Op 6 april 2017 heeft de voorzieningenrechter van de Rechtbank Noord-Holland uitspraak gedaan in een zaak betreffende een omgevingsvergunning voor de bouw van een antroposofisch centrum op het perceel Prinsen Bolwerk 3B te Haarlem. De vergunning was verleend door het college van burgemeester en wethouders van de gemeente Haarlem, ondanks dat het bouwplan in strijd was met het bestemmingsplan. Verzoekster, Maxime o.g. C.V. uit Zeist, heeft tegen dit besluit beroep ingesteld en verzocht om een voorlopige voorziening.
Tijdens de zitting op 6 april 2017 heeft de voorzieningenrechter het verzoek om voorlopige voorziening behandeld. De voorzieningenrechter heeft vastgesteld dat er vraagtekens zijn bij het bestaan van een spoedeisend belang, maar heeft besloten om hieraan voorbij te gaan. Dit was mede gebaseerd op het belang van verzoekster en de vergunninghouder bij duidelijkheid over het bouwplan en de wens voor een snelle beslechting van het geschil.
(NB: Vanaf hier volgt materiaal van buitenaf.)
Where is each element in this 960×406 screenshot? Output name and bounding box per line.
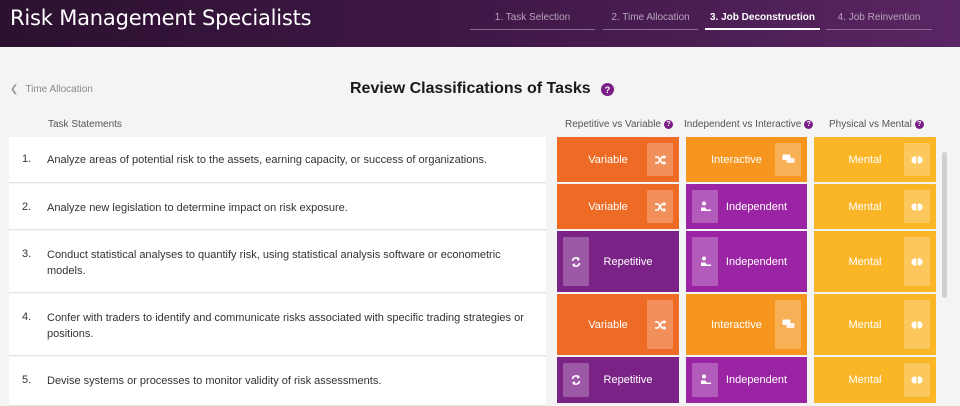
help-icon[interactable]: ? [601, 83, 614, 96]
task-statement: Devise systems or processes to monitor v… [47, 375, 382, 387]
classification-label: Repetitive [603, 374, 653, 386]
brain-icon [904, 300, 930, 349]
person-desk-icon [692, 363, 718, 397]
table-row: 1. Analyze areas of potential risk to th… [9, 137, 546, 183]
repeat-icon [563, 363, 589, 397]
chevron-left-icon: ❮ [10, 84, 19, 95]
shuffle-icon [647, 143, 673, 176]
task-number: 4. [22, 311, 32, 323]
table-row: 5. Devise systems or processes to monito… [9, 357, 546, 406]
classification-label: Variable [588, 153, 628, 166]
column-header-task: Task Statements [48, 119, 122, 130]
task-statement: Analyze new legislation to determine imp… [47, 202, 348, 214]
classification-label: Mental [848, 374, 882, 386]
brain-icon [904, 363, 930, 397]
help-icon[interactable]: ? [804, 120, 814, 129]
classification-rep-var[interactable]: Variable [557, 137, 679, 182]
task-number: 5. [22, 374, 32, 386]
chat-icon [775, 300, 801, 349]
task-number: 1. [22, 153, 32, 165]
column-header-phys-ment-label: Physical vs Mental [829, 119, 912, 130]
classification-phys-ment[interactable]: Mental [814, 184, 936, 229]
step-job-deconstruction[interactable]: 3. Job Deconstruction [705, 12, 820, 30]
app-title: Risk Management Specialists [10, 6, 312, 30]
brain-icon [904, 237, 930, 286]
table-row: 3. Conduct statistical analyses to quant… [9, 231, 546, 293]
column-header-ind-int: Independent vs Interactive ? [684, 119, 814, 130]
classification-label: Mental [848, 318, 882, 331]
person-desk-icon [692, 190, 718, 223]
brain-icon [904, 143, 930, 176]
classification-label: Interactive [711, 318, 762, 331]
classification-label: Mental [848, 153, 882, 166]
task-statement: Conduct statistical analyses to quantify… [47, 249, 501, 277]
classification-label: Independent [725, 374, 788, 386]
column-header-rep-var-label: Repetitive vs Variable [565, 119, 661, 130]
classification-ind-int[interactable]: Interactive [686, 137, 807, 182]
person-desk-icon [692, 237, 718, 286]
repeat-icon [563, 237, 589, 286]
classification-ind-int[interactable]: Independent [686, 231, 807, 292]
back-link[interactable]: ❮ Time Allocation [10, 84, 93, 95]
classification-label: Variable [588, 318, 628, 331]
classification-ind-int[interactable]: Independent [686, 184, 807, 229]
classification-rep-var[interactable]: Repetitive [557, 231, 679, 292]
classification-label: Mental [848, 200, 882, 213]
step-task-selection[interactable]: 1. Task Selection [470, 12, 595, 30]
classification-label: Variable [588, 200, 628, 213]
classification-phys-ment[interactable]: Mental [814, 294, 936, 355]
task-statement: Confer with traders to identify and comm… [47, 312, 524, 340]
app-header: Risk Management Specialists 1. Task Sele… [0, 0, 960, 47]
column-header-task-label: Task Statements [48, 119, 122, 130]
back-link-label: Time Allocation [25, 84, 93, 95]
help-icon[interactable]: ? [663, 120, 673, 129]
brain-icon [904, 190, 930, 223]
column-header-rep-var: Repetitive vs Variable ? [565, 119, 673, 130]
table-row: 2. Analyze new legislation to determine … [9, 184, 546, 230]
step-job-reinvention[interactable]: 4. Job Reinvention [826, 12, 932, 30]
classification-phys-ment[interactable]: Mental [814, 231, 936, 292]
classification-ind-int[interactable]: Interactive [686, 294, 807, 355]
classification-ind-int[interactable]: Independent [686, 357, 807, 403]
classification-label: Independent [725, 200, 788, 213]
step-time-allocation[interactable]: 2. Time Allocation [603, 12, 698, 30]
shuffle-icon [647, 190, 673, 223]
shuffle-icon [647, 300, 673, 349]
classification-rep-var[interactable]: Repetitive [557, 357, 679, 403]
page-title: Review Classifications of Tasks [350, 80, 591, 97]
classification-label: Interactive [711, 153, 762, 166]
help-icon[interactable]: ? [914, 120, 924, 129]
classification-label: Repetitive [603, 255, 653, 268]
classification-label: Mental [848, 255, 882, 268]
chat-icon [775, 143, 801, 176]
table-row: 4. Confer with traders to identify and c… [9, 294, 546, 356]
classification-phys-ment[interactable]: Mental [814, 357, 936, 403]
task-statement: Analyze areas of potential risk to the a… [47, 154, 488, 166]
classification-rep-var[interactable]: Variable [557, 184, 679, 229]
scrollbar[interactable] [942, 152, 947, 298]
column-header-phys-ment: Physical vs Mental ? [829, 119, 924, 130]
classification-rep-var[interactable]: Variable [557, 294, 679, 355]
classification-phys-ment[interactable]: Mental [814, 137, 936, 182]
task-number: 2. [22, 201, 32, 213]
classification-label: Independent [725, 255, 788, 268]
column-header-ind-int-label: Independent vs Interactive [684, 119, 802, 130]
task-number: 3. [22, 248, 32, 260]
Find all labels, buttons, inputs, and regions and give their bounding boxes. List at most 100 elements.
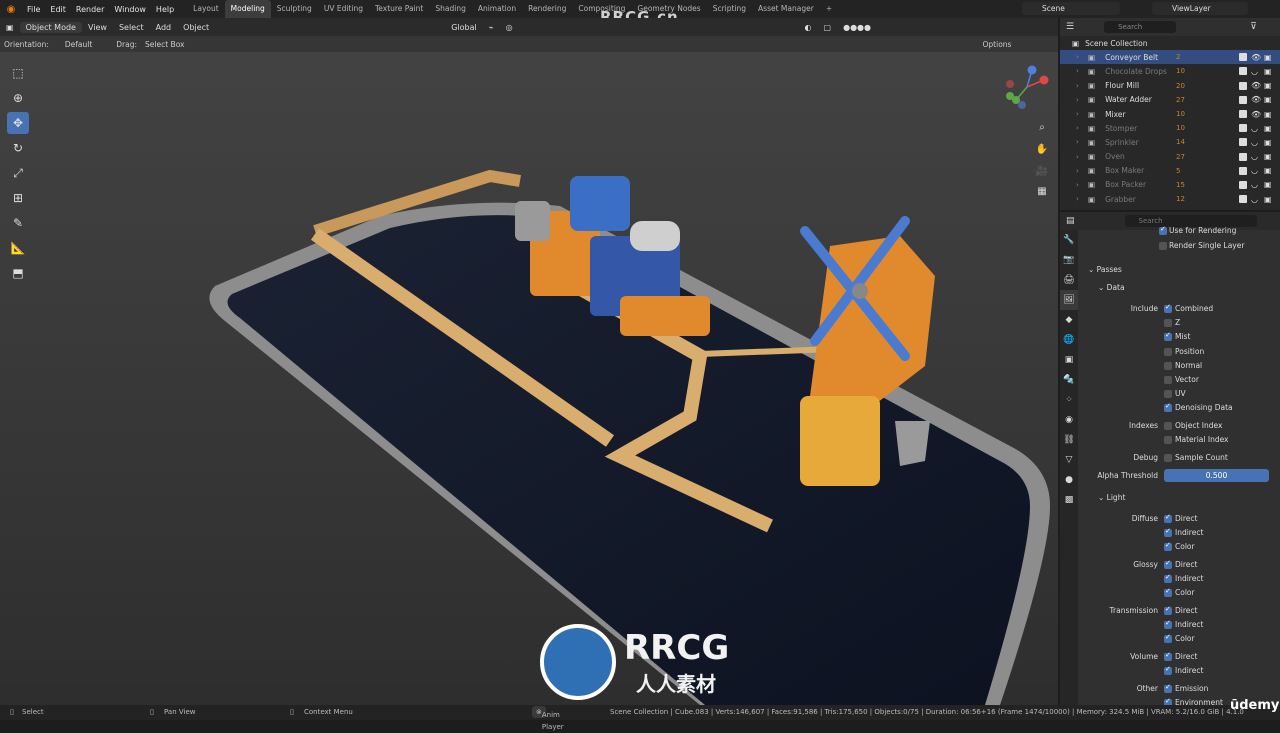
outliner-search[interactable]: Search [1104,21,1177,33]
filter-icon[interactable]: ⊽ [1250,22,1257,32]
exclude-checkbox[interactable] [1239,195,1247,204]
outliner-item[interactable]: › ▣ Mixer 10 👁 ▣ [1060,107,1280,121]
menu-help[interactable]: Help [151,5,179,14]
cursor-icon[interactable]: ⊕ [7,87,29,109]
pass-material-index-checkbox[interactable] [1164,436,1172,445]
pass-combined-checkbox[interactable] [1164,303,1172,313]
exclude-checkbox[interactable] [1239,81,1247,90]
move-icon[interactable]: ✥ [7,112,29,134]
tab-shading[interactable]: Shading [429,0,471,18]
pass-denoising-data-checkbox[interactable] [1164,402,1172,413]
proportional-edit-icon[interactable]: ◎ [500,23,519,32]
menu-view[interactable]: View [82,23,113,32]
perspective-grid-icon[interactable]: ▦ [1034,184,1050,200]
object-tab-icon[interactable]: ▣ [1060,350,1078,370]
eye-closed-icon[interactable]: ◡ [1251,138,1258,147]
render-camera-icon[interactable]: ▣ [1264,95,1272,104]
pass-normal-checkbox[interactable] [1164,361,1172,370]
camera-view-icon[interactable]: 🎥 [1034,164,1050,180]
pass-object-index-checkbox[interactable] [1164,422,1172,430]
sample-count-checkbox[interactable] [1164,454,1172,462]
other-emission-checkbox[interactable] [1164,683,1172,693]
render-tab-icon[interactable]: 📷 [1060,250,1078,270]
expand-arrow-icon[interactable]: › [1076,53,1086,61]
eye-icon[interactable]: 👁 [1251,53,1261,62]
exclude-checkbox[interactable] [1239,53,1247,62]
expand-arrow-icon[interactable]: › [1076,96,1086,104]
expand-arrow-icon[interactable]: › [1076,82,1086,90]
outliner-item[interactable]: › ▣ Sprinkler 14 ◡ ▣ [1060,135,1280,149]
mode-dropdown[interactable]: Object Mode [19,21,82,33]
tab-animation[interactable]: Animation [472,0,522,18]
outliner-item[interactable]: › ▣ Grabber 12 ◡ ▣ [1060,192,1280,206]
exclude-checkbox[interactable] [1239,180,1247,189]
exclude-checkbox[interactable] [1239,110,1247,119]
volume-direct-checkbox[interactable] [1164,651,1172,661]
tab-texture-paint[interactable]: Texture Paint [369,0,429,18]
alpha-threshold-slider[interactable]: 0.500 [1164,469,1269,482]
eye-icon[interactable]: 👁 [1251,95,1261,104]
eye-closed-icon[interactable]: ◡ [1251,166,1258,175]
tab-uv-editing[interactable]: UV Editing [318,0,369,18]
eye-icon[interactable]: 👁 [1251,81,1261,90]
passes-panel-header[interactable]: ⌄ Passes [1088,265,1122,274]
xray-icon[interactable]: ▢ [818,23,838,32]
menu-add[interactable]: Add [150,23,178,32]
transmission-indirect-checkbox[interactable] [1164,619,1172,630]
scene-tab-icon[interactable]: ◆ [1060,310,1078,330]
menu-object[interactable]: Object [177,23,215,32]
blender-logo-icon[interactable]: ◉ [0,4,22,15]
glossy-indirect-checkbox[interactable] [1164,573,1172,584]
tab-layout[interactable]: Layout [187,0,225,18]
render-camera-icon[interactable]: ▣ [1264,67,1272,76]
expand-arrow-icon[interactable]: › [1076,153,1086,161]
menu-render[interactable]: Render [71,5,109,14]
outliner-item[interactable]: › ▣ Box Packer 15 ◡ ▣ [1060,178,1280,192]
eye-closed-icon[interactable]: ◡ [1251,67,1258,76]
render-camera-icon[interactable]: ▣ [1264,53,1272,62]
world-tab-icon[interactable]: 🌐 [1060,330,1078,350]
output-tab-icon[interactable]: 🖨 [1060,270,1078,290]
expand-arrow-icon[interactable]: › [1076,181,1086,189]
render-camera-icon[interactable]: ▣ [1264,180,1272,189]
select-box-icon[interactable]: ⬚ [7,62,29,84]
render-camera-icon[interactable]: ▣ [1264,138,1272,147]
pass-mist-checkbox[interactable] [1164,331,1172,342]
render-camera-icon[interactable]: ▣ [1264,195,1272,204]
render-single-layer-checkbox[interactable] [1159,242,1167,250]
expand-arrow-icon[interactable]: › [1076,138,1086,146]
transmission-direct-checkbox[interactable] [1164,605,1172,615]
shading-modes-icon[interactable]: ●●●● [837,23,877,32]
eye-closed-icon[interactable]: ◡ [1251,124,1258,133]
view-layer-selector[interactable]: ViewLayer [1152,2,1248,15]
menu-edit[interactable]: Edit [45,5,71,14]
diffuse-indirect-checkbox[interactable] [1164,527,1172,538]
outliner-editor-icon[interactable]: ☰ [1066,22,1074,32]
snap-icon[interactable]: ⌁ [483,23,500,32]
transform-orientation-dropdown[interactable]: Global [445,23,483,32]
editor-type-icon[interactable]: ▣ [0,23,20,32]
glossy-direct-checkbox[interactable] [1164,559,1172,569]
add-cube-icon[interactable]: ⬒ [7,262,29,284]
exclude-checkbox[interactable] [1239,67,1247,76]
tab-sculpting[interactable]: Sculpting [271,0,318,18]
tab-modeling[interactable]: Modeling [224,0,271,18]
expand-arrow-icon[interactable]: › [1076,124,1086,132]
expand-arrow-icon[interactable]: › [1076,195,1086,203]
rotate-icon[interactable]: ↻ [7,137,29,159]
render-camera-icon[interactable]: ▣ [1264,124,1272,133]
use-for-rendering-checkbox[interactable] [1159,225,1167,235]
exclude-checkbox[interactable] [1239,152,1247,161]
pass-vector-checkbox[interactable] [1164,376,1172,384]
expand-arrow-icon[interactable]: › [1076,167,1086,175]
exclude-checkbox[interactable] [1239,124,1247,133]
pass-position-checkbox[interactable] [1164,347,1172,356]
outliner-item[interactable]: › ▣ Water Adder 27 👁 ▣ [1060,93,1280,107]
tool-tab-icon[interactable]: 🔧 [1060,230,1078,250]
transform-icon[interactable]: ⊞ [7,187,29,209]
diffuse-color-checkbox[interactable] [1164,541,1172,552]
exclude-checkbox[interactable] [1239,166,1247,175]
eye-closed-icon[interactable]: ◡ [1251,152,1258,161]
pan-hand-icon[interactable]: ✋ [1034,142,1050,158]
overlays-icon[interactable]: ◐ [799,23,818,32]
De voorzieningenrechter heeft geoordeeld dat de gemeente bevoegd was om een omgevingsvergunning te verlenen, ook al was dit in afwijking van een recent vastgesteld bestemmingsplan. De door verzoekster aangevoerde gronden, zoals de hoogte van het bouwplan en de verwachte toename van de parkeerdruk, zijn als onvoldoende beoordeeld om het beroep gegrond te verklaren. De voorzieningenrechter heeft geconcludeerd dat de vergunninghouder voldoende ruimtelijke onderbouwing had voor de afwijking van het bestemmingsplan en dat de bouwhoogte passend was in de omgeving.
Uiteindelijk heeft de voorzieningenrechter het beroep ongegrond verklaard en het verzoek om voorlopige voorziening afgewezen. Er is geen aanleiding gezien voor een proceskostenveroordeling. De uitspraak is gedaan door mr. D.M. de Feijter, in aanwezigheid van griffier mr. T. Stratmann-van Nassau.